N个加热和冷却装置（2），N为大于2的正整数；N heating and cooling devices (2), where N is a positive integer greater than 2;

其中，所有盲孔（11）的上部相连，N个加热和冷却装置（2）分别对位于样品块（1）N个不同区域的盲孔（11）的底部进行加热和/或冷却，每个区域包括一个或者多个盲孔（11）。Wherein, the upper parts of all blind holes (11) are connected, and N heating and cooling devices (2) respectively heat and/or cool the bottoms of the blind holes (11) located in N different regions of the sample block (1). The area includes one or more blind holes (11).

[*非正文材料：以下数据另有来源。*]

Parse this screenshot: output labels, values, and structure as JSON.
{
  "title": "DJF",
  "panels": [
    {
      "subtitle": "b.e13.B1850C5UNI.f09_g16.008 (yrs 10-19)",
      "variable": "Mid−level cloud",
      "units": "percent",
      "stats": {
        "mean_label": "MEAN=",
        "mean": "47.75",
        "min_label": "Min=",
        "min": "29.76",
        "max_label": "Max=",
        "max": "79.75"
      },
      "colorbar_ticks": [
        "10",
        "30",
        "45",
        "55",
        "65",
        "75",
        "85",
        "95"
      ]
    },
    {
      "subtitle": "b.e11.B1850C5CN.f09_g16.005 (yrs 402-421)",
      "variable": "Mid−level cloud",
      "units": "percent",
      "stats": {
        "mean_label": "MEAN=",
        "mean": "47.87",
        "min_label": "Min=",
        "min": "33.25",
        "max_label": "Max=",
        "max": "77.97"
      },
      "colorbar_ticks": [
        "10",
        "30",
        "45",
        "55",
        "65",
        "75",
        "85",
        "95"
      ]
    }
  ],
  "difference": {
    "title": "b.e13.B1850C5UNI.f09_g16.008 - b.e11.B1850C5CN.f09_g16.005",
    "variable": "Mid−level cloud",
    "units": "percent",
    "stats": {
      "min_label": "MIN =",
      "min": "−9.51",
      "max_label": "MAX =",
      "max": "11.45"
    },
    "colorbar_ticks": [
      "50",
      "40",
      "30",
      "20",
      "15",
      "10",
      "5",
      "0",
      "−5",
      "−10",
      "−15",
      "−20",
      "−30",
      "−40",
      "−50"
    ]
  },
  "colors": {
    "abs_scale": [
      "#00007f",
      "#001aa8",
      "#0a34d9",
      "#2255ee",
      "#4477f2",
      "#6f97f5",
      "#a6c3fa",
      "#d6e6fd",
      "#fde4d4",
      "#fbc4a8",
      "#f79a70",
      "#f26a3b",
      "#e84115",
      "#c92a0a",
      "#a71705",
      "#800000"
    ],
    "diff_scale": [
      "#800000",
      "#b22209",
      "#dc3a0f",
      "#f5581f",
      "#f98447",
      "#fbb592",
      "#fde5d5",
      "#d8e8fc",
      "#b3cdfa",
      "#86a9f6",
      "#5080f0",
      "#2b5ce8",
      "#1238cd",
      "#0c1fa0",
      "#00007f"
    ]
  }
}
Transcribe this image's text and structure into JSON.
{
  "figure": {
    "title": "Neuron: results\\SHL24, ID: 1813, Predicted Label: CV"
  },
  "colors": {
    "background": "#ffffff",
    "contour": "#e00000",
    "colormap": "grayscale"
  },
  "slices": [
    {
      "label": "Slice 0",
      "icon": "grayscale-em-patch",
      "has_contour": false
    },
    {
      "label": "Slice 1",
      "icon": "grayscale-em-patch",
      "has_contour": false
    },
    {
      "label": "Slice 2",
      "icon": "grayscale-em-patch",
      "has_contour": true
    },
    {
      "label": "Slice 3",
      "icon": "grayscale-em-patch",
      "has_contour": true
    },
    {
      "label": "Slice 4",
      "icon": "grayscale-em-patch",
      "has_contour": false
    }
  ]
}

本申请实施例将样品块中的盲孔的上部相连，通过N个加热和冷却装置分别对样品块不同区域的盲孔的底部进行加热和/或冷却，降低了样品块不同区域的盲孔之间的热传递作用，提高了对样品块不同区域的温度控制的准确性和实验的可重复性。In the embodiment of the present application, the upper parts of the blind holes in the sample block are connected, and the bottoms of the blind holes in different regions of the sample block are heated and/or cooled respectively by N heating and cooling devices, which reduces the difference between the blind holes in different regions of the sample block. The heat transfer effect between the samples improves the accuracy of temperature control in different regions of the sample block and the repeatability of the experiment.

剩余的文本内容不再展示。